Hi, Andrew, you raised excellent questions and concerns.

First, as a Quality Manager — not just a tester or test automation engineer — I need to think strategically. My key objective is: how do I minimize critical incidents in production? To answer that, I have to consider the resources I have, the budget, and the complexity of the system under test.

Our application has 1,000+ URLs. Even though I have people doing manual testing, test automation, and domain experts on the team, the sheer complexity makes thorough regression and exploratory testing a serious challenge. We have E2E test automation, unit testing, integration testing — yes, all of it. But you know as well as I do that these tests follow the same workflows every time. They verify known paths. They don’t surprise you.

AutoExplore gives us something different: a daily quality pulse of the system by exploring the app autonomously — paths we didn’t script, data we didn’t prepare, combinations we didn’t think of. Is it shallow compared to a skilled human exploratory tester? Sometimes, yes. But it runs 24/7 across environments without consuming my team’s capacity. That’s the trade-off I’m making consciously.

Your point about context awareness is valid and I see it as an opportunity for the product to develop further and generate more value. Right now it catches generic issues — crashes, errors, accessibility gaps, broken flows. Adding context-aware exploration (requirements, business rules, heuristics) would take it to another level.

I’ve also experimented with Playwright agents that dynamically navigate the browser. My take: the potential is real, but there’s a significant gap between a promising POC and a robust solution that works day after day without requiring maintenance from my QA team. For a small team with limited resources, a production-ready tool like AutoExplore is the practical choice today.

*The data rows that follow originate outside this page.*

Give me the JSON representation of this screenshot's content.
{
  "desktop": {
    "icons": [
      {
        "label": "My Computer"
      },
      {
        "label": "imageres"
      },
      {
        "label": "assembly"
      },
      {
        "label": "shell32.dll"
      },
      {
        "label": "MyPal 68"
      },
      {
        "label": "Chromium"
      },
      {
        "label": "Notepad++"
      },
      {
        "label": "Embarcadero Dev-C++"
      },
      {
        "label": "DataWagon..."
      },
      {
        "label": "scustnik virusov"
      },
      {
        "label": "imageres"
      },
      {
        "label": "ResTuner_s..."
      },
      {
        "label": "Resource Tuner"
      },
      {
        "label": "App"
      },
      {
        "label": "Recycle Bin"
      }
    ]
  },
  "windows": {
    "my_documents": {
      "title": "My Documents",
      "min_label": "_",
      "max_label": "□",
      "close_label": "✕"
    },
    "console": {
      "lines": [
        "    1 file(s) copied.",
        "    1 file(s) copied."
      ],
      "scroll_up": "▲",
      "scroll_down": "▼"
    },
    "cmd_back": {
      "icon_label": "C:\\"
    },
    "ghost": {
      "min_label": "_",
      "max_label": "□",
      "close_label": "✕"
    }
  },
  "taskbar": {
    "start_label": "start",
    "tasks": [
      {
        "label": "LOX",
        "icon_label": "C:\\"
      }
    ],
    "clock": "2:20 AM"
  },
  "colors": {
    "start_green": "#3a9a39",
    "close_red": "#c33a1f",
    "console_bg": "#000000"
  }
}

To your bigger question — what do we lose by having machines simulate human investigative testing? I don’t see it as replacement. I see it as coverage expansion. My human testers focus on complex scenarios, business logic validation, and the “does this actually make sense?” questions that require domain knowledge. AutoExplore covers the surface area that no human team could realistically touch every day on a 1,000+ URL application.

1 Like

How is the token usage and costs?

The following came up in another discussion, I am not sure how that small example compares to what you get from autoexplore but is sort of what I think of when ai and exploring are discussed. Extrapolating that sort of thing to all risk and a whole app, as you said 1000+ urls so likely a lot of risks to explore would that not be fairly costly?

How does the example below compare, is it overkill and how would the costs relate?

“One factor though of agents doing investigative testing via the browser could be costs, running 50 experiments dynamically for a checkout page given a prompt containing 50 risks to looks for without some sort of optimisation for example.”